A round of high-fives to the editorial staff of Arizona State University's independent campus newspaper, the State Press, for winning the prestigious 2005 Payne Award for Ethics in Journalism from the University of Oregon.
It's a fitting tribute to staff members who deftly deflected heavy-handed threats last October by ASU President Michael Crow to kick the publication off campus in retaliation for publishing a photo of a woman's breast with a pierced nipple.
Crow attacked the paper after receiving a complaint from the university's largest private donor, homebuilder Ira Fulton, who has given ASU more than $58 million in recent years.
Payne Award judges were impressed with how the State Press handled Crow's assault on the First Amendment.
"Faced with the administration's reaction, the paper's staff used an impressive process to examine its actions, make decisions, work with the administration and explain its decisions to others," according to a statement released by the University of Oregon.
Cameron Eickmeyer, the State Press editor in chief, was at the center of the firestorm last fall and will go to Eugene on May 12 to accept the award on behalf of the paper.
Eickmeyer says he doesn't consider the award a "vindication" of the State Press but rather an "affirmation" of the process the paper uses to determine what to publish.
"This sends the message that the process we use to make these decisions works and is being recognized by larger institutions and other journalists," Eickmeyer says.
Crow has backed off his threat to kick the paper off campus and slash funding. In fact, Crow's liaison to the State Press, Juan Gonzalez, sent Eickmeyer a congratulatory letter.

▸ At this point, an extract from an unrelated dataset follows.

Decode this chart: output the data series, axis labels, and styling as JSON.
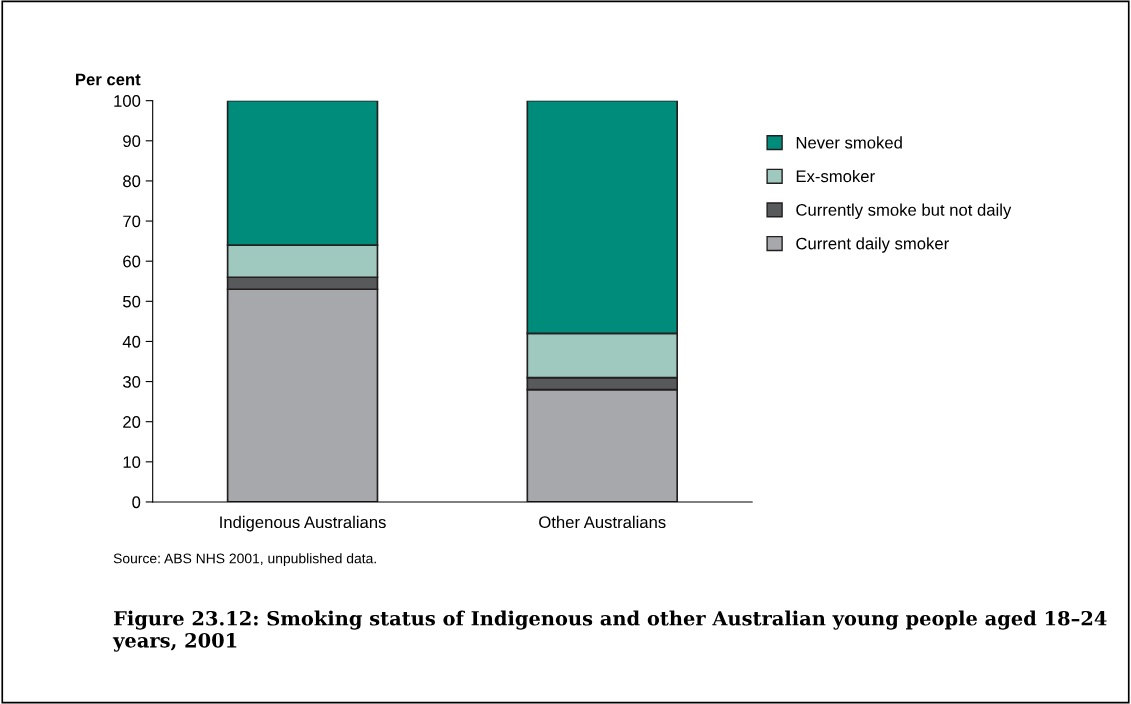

"I truly hope that the State Press will continue to operate in this manner and continue to work in partnership with the university," Gonzalez wrote.
Talk about eating crow. It was Gonzalez, acting as Crow's water boy, who delivered the threat to pull funding, etc.
Now, if a similar move by moralistic House Appropriations Committee co-chairman Russell Pearce to cut state funds from the State Press and other Arizona campus publications can just be slapped down this legislative session!